Not everyone is listening, however. Stewart Thomson, a retired Merrill Lynch broker and author of Graceland Updates, wrote on 321Energy Tuesday that while gold has risen from $1,300/oz.–$1,500/oz., the public has actually become less interested in gold and gold stocks because "this is a crisis and greed will play a diminishing role, while fear plays an exponentially increasing role."
The declining dollar in the wake of a Standard & Poor's rating agency outlook downgrade and increasing oil prices signaling possible inflationary pressures was also good news for silver, which hit a 31-year high of $44/oz. on Tuesday. Taylor called it "the poor man's gold" and said it could also hit historic highs as investors flee an unstable paper market.
James West, publisher of The Midas Letter, agreed that the worldwide counterfeiting of money is driving the demand for gold and, in his view to an ever greater degree, silver. "In terms of pure performance, whereas gold has delivered a solid gain of 26.51% in the course of the last year, silver has outshone gold spectacularly, turning in a gain of 123.55%, making it the commodity trade of the year by far." He ventured to say that $5,000/oz. gold and $300/oz. silver could be a reality in the not too distant future.
Roger "Trader Rog" Wiegand, editor of Trader Tracks, had predicted a cyclical high for gold of $1,507/oz. and a yearly high of $1,607/oz. His silver crystal ball shows the metal rising to $45.25/oz., then as high as $51/oz. before people get scared and start getting out, leaving the wise investors to pick up and take it as high as $55.85 this year. "It's all about cycles and time; it's just math," Wiegand said. Still, he didn't think prices would reach these milestones this early in the year. He follows seven indicators and says geopolitical unrest is only one of the factors pushing prices.

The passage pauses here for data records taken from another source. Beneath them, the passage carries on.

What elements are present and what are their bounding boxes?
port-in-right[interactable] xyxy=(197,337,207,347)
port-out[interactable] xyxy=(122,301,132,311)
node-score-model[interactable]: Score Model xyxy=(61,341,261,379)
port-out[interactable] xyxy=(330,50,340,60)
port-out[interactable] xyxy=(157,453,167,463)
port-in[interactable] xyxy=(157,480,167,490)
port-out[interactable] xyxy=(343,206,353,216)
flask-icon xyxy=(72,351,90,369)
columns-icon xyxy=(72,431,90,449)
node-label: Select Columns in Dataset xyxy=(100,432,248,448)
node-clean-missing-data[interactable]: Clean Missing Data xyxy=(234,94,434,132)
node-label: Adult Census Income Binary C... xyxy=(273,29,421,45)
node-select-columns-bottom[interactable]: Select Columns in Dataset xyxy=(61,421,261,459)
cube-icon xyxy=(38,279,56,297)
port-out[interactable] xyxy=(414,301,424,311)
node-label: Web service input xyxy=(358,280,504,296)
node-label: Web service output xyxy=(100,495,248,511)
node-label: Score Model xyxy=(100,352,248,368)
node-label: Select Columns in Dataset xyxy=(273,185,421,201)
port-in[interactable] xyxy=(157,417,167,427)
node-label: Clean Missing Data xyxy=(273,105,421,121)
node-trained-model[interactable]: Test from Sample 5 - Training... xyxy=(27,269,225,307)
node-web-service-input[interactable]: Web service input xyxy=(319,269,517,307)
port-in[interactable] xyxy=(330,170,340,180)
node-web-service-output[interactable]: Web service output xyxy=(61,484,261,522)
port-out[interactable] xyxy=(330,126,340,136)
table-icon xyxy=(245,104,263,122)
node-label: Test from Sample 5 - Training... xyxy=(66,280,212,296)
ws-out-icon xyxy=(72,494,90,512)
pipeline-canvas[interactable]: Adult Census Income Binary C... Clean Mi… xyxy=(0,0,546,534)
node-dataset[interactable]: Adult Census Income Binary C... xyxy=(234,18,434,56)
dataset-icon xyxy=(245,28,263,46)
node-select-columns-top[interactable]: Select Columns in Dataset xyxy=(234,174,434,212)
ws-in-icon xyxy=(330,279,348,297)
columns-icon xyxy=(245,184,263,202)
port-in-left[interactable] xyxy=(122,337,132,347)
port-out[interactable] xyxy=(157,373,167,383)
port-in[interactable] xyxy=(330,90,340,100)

An emerging trend over the last year, which he predicts will be even more prevalent by fall, is the breaking away of gold and silver shares from the rest of the stock market. "People want to be in gold and silver and they will stop paying attention to the regular markets," Wiegand said. His revised forever high number pegs gold at $4,400/oz. and silver at $256/oz. Others have predicted even higher highs. Analyst Alf Field has suggested $10,000/oz. and Economist Martin Armstrong has publicly said $12,000/oz.